The 32-year-old talks about the unique relationship she has with her famous grandma, her reasons for joining the new reality show, and her love for the creative world
People frequently hear about celebrities’ relatives wanting to step outside the shadows of their famous relatives, and with reason. Amara Skye, Whoopi Goldberg‘s granddaughter, is an example of someone trying to make a name for themselves.
On her quest to create her own legacy, the 32-year-old has her hands in a variety of pots. She is a painter and doodle artist who also enjoys storytelling.
Amara’s most recent and perhaps most public effort is her appearance on the new ABC series Claim to Fame, co-hosted by brothers Kevin and Frankie Jonas (of the famous Jonas brothers).
The reality show has 12 contestants, all celebrity relatives, who live in a house together and compete in challenges to keep their identities hidden for as long as possible. The player who spends the most time in the house without anyone figuring out who their famous relative is wins the game and $100,000.
“I was cast on the show via DM. It was something different. I didn’t know whether to believe it or not, but I went through with it,” Skye tells yahoo.
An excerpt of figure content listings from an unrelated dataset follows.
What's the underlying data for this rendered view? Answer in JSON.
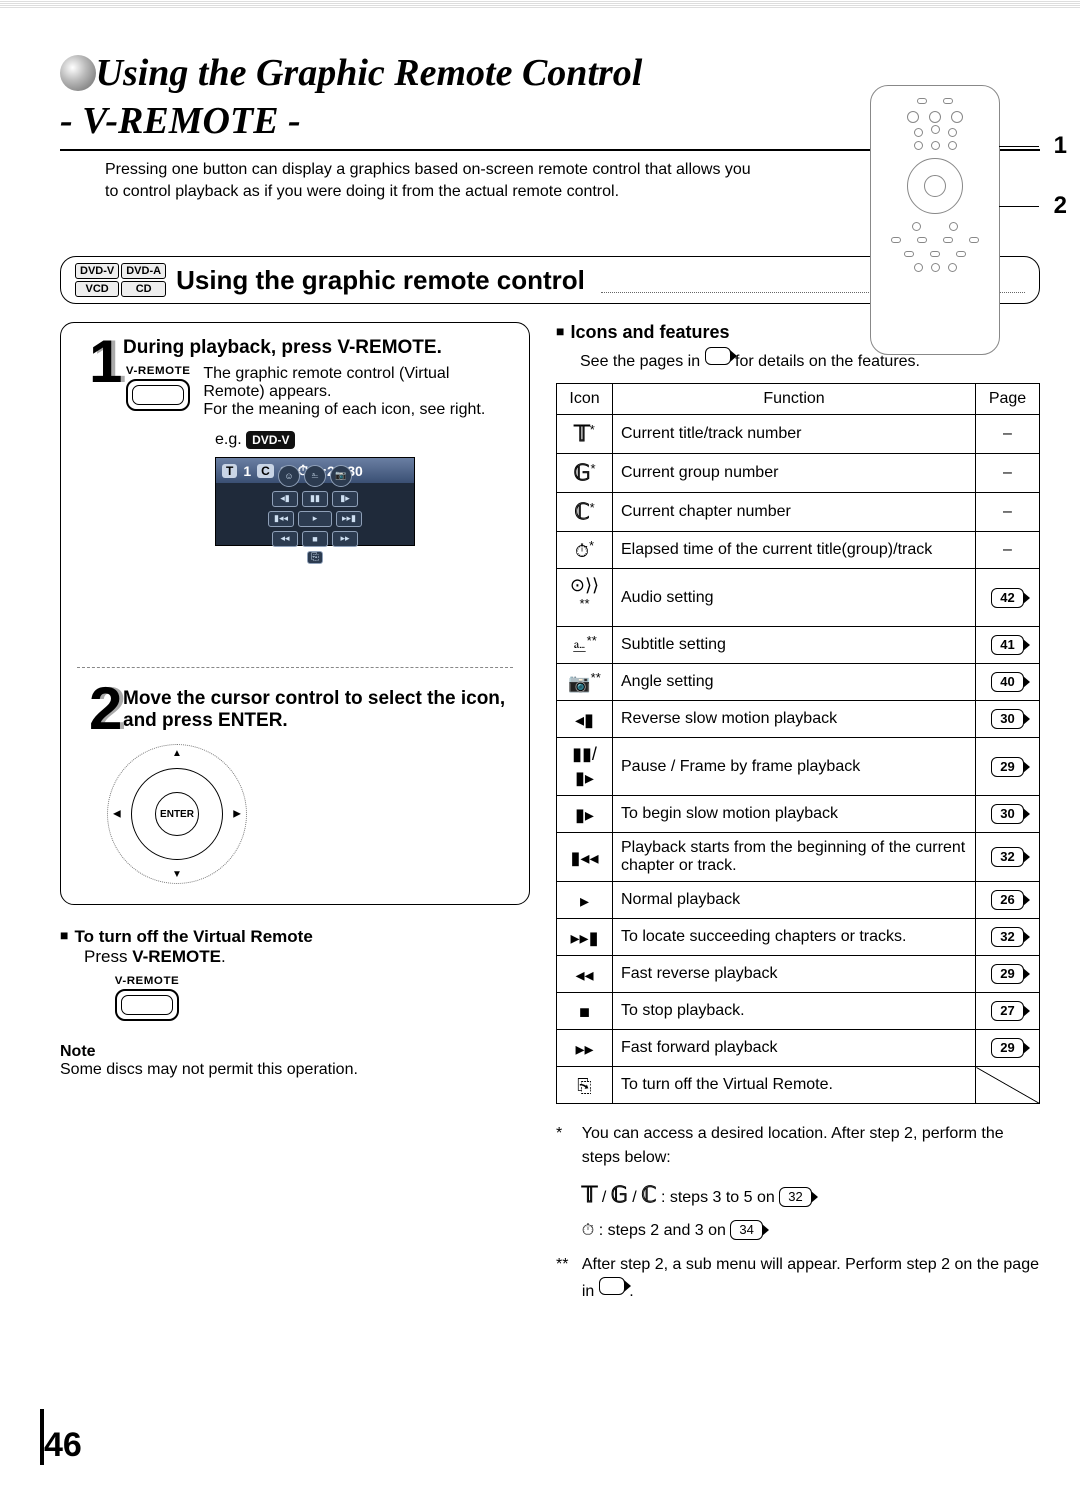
{
  "page_number": "46",
  "title": {
    "line1": "Using the Graphic Remote Control",
    "line2": "- V-REMOTE -"
  },
  "intro": "Pressing one button can display a graphics based on-screen remote control that allows you to control playback as if you were doing it from the actual remote control.",
  "remote_labels": {
    "n1": "1",
    "n2": "2"
  },
  "disk_badges": [
    "DVD-V",
    "DVD-A",
    "VCD",
    "CD"
  ],
  "section_title": "Using the graphic remote control",
  "steps": {
    "s1": {
      "num": "1",
      "title": "During playback, press V-REMOTE.",
      "btn_label": "V-REMOTE",
      "body": "The graphic remote control (Virtual Remote) appears.\nFor the meaning of each icon, see right.",
      "eg_label": "e.g.",
      "eg_badge": "DVD-V",
      "osd": {
        "t_badge": "T",
        "t_num": "1",
        "c_badge": "C",
        "c_num": "1",
        "clock": "1:25:30"
      }
    },
    "s2": {
      "num": "2",
      "title": "Move the cursor control to select the icon, and press ENTER.",
      "wheel_label": "ENTER"
    }
  },
  "turn_off": {
    "heading": "To turn off the Virtual Remote",
    "body": "Press ",
    "btn_word": "V-REMOTE",
    "btn_label": "V-REMOTE"
  },
  "note": {
    "label": "Note",
    "body": "Some discs may not permit this operation."
  },
  "icons_section": {
    "heading": "Icons and features",
    "sub_a": "See the pages in ",
    "sub_b": " for details on the features.",
    "headers": {
      "icon": "Icon",
      "function": "Function",
      "page": "Page"
    },
    "rows": [
      {
        "icon": "T",
        "icon_class": "letter",
        "star": "*",
        "func": "Current title/track number",
        "page": "–"
      },
      {
        "icon": "G",
        "icon_class": "letter",
        "star": "*",
        "func": "Current group number",
        "page": "–"
      },
      {
        "icon": "C",
        "icon_class": "letter",
        "star": "*",
        "func": "Current chapter number",
        "page": "–"
      },
      {
        "icon": "⏱",
        "icon_class": "",
        "star": "*",
        "func": "Elapsed time of the current title(group)/track",
        "page": "–"
      },
      {
        "icon": "⊙⟩⟩",
        "icon_class": "",
        "star": "**",
        "func": "Audio setting",
        "page": "42"
      },
      {
        "icon": "⎁",
        "icon_class": "",
        "star": "**",
        "func": "Subtitle setting",
        "page": "41"
      },
      {
        "icon": "📷",
        "icon_class": "",
        "star": "**",
        "func": "Angle setting",
        "page": "40"
      },
      {
        "icon": "◂▮",
        "icon_class": "",
        "star": "",
        "func": "Reverse slow motion playback",
        "page": "30"
      },
      {
        "icon": "▮▮/▮▸",
        "icon_class": "",
        "star": "",
        "func": "Pause / Frame by frame playback",
        "page": "29"
      },
      {
        "icon": "▮▸",
        "icon_class": "",
        "star": "",
        "func": "To begin slow motion playback",
        "page": "30"
      },
      {
        "icon": "▮◂◂",
        "icon_class": "",
        "star": "",
        "func": "Playback starts from the beginning of the current chapter or track.",
        "page": "32"
      },
      {
        "icon": "▸",
        "icon_class": "",
        "star": "",
        "func": "Normal playback",
        "page": "26"
      },
      {
        "icon": "▸▸▮",
        "icon_class": "",
        "star": "",
        "func": "To locate succeeding chapters or tracks.",
        "page": "32"
      },
      {
        "icon": "◂◂",
        "icon_class": "",
        "star": "",
        "func": "Fast reverse playback",
        "page": "29"
      },
      {
        "icon": "■",
        "icon_class": "",
        "star": "",
        "func": "To stop playback.",
        "page": "27"
      },
      {
        "icon": "▸▸",
        "icon_class": "",
        "star": "",
        "func": "Fast forward playback",
        "page": "29"
      },
      {
        "icon": "⎘",
        "icon_class": "",
        "star": "",
        "func": "To turn off the Virtual Remote.",
        "page": "slash"
      }
    ]
  },
  "footnotes": {
    "f1_a": "You can access a desired location. After step 2, perform the steps below:",
    "f1_line1_a": " / ",
    "f1_line1_b": " / ",
    "f1_line1_c": " : steps 3 to 5 on ",
    "f1_page1": "32",
    "f1_line2_a": " : steps 2 and 3 on ",
    "f1_page2": "34",
    "f2_a": "After step 2, a sub menu will appear. Perform step 2 on the page in ",
    "f2_b": "."
  }
}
She admits to being skeptical at first. Skye could have asked her grandmother, the EGOT winner and current co-host of ABC’s The View, for advice on whether she should join the show before taking such a risk. Goldberg, too, had reservations at first.
“She was scared,” Skye says. “But after everything went the way that it was supposed to go, she was happy. The best advice she gave me was to just do what [I] gotta do and come back stronger, better and, you know, prepared [because] this is my big break.”
Skye’s strategy in the house has been to be a charming social butterfly rather than click up with or stick with a specific group. She has other creative endeavors apart from entertaining people on Claim to Fame.
“I never wanted to pursue a career in acting just because I felt like that was her thing,” the Claim to Fame star says of her grandmother. “But she never told me ‘don’t do this,’ but instead, just to open myself to everything.”
Skye spends time developing her craft as an artist, finding joy and purpose in painting. “I love to paint stories about – and it sounds crazy – my vagina. Yeah, it’s crazy, but the stuff that women go through [can] be difficult. But I’ll put it on the page so that you know you’re not the only one that’s going through it.”